The website, Afterlife.co, which describes itself as the “biggest Canada obituary listing” is publishing obituaries without people’s permission, and this has made at least one mother very angry.
The website sells floral arrangements and virtual memorial candles on each obituary page.
Sharing something that is already online doesn’t bother me. What ticks me off is that this website is trying to make money from these online obits.
In contrast, Genealogy Quebec makes more than two million online obituaries from across Canada available for free. They don’t charge for access.
A Pembroke, Ontario woman wants Afterlife, which collects obituaries from across the internet, to be shut down after it published her four-year-old son’s obituary from 2016 without her permission.
Afterlife claims to be the “largest database of deceased people in Canada” and that it arranges with local vendors to provide floral arrangements.
The website also encourages people to “add or edit information on the deceased.”

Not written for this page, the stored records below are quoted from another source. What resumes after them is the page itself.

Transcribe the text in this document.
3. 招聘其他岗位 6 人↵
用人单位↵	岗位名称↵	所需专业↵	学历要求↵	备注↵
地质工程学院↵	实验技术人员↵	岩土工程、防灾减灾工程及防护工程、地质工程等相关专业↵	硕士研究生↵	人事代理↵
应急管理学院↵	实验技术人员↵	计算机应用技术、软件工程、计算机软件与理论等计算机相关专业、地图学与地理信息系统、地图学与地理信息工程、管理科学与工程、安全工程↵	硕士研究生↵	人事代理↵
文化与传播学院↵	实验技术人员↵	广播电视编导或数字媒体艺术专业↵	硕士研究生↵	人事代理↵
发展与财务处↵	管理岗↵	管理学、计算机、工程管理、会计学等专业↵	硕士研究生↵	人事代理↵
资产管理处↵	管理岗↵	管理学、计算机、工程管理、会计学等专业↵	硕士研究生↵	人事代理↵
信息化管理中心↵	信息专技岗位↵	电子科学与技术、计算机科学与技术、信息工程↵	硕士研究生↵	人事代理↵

Of course, genealogists like access to all obituaries, but is making money from these online memorials ethical? I don’t think so.
You can read more about this in the CBC News report from Ottawa.
Once the obit is online, it is part of the public domain. They are profiting from it, so maybe they are better business people than we are. If someone hangs out a shingle to do research, is that wrong, esp when a person can do their own research, theoretically and actually? But maybe folks don’t want to or don’t know how to research…so pay others to do it for them…using possibly obits they need to pay for. Sorry her feelings were hurt. And don’t be so judgmental.
That is entirely untrue. The author of the obituary owns the copyright. Anyone who wants to publish a copy of copyrighted material, whether in print or online, must have permission of the copyright holder. Just because something is on the internet does not make it “public domain”. That’s one of the biggest lies of the internet.
And just for the record, I’ve often wondered how Genealogy Quebec handles the obits it offers. (That’s the Drouin Institut, I believe.) But I was very happy to find one there the other day specially since the Rootsweb index for it is unavailable!
I have no idea how Genealogy Quebec (Drouin Institute’s website) is able to provide the online obits, but I’m glad they do. Access to the obits is free and spans 1999 to present.
Not a lot different from findagrave. And now that it’s been “improved” it’s harder to find the memorial among the adds.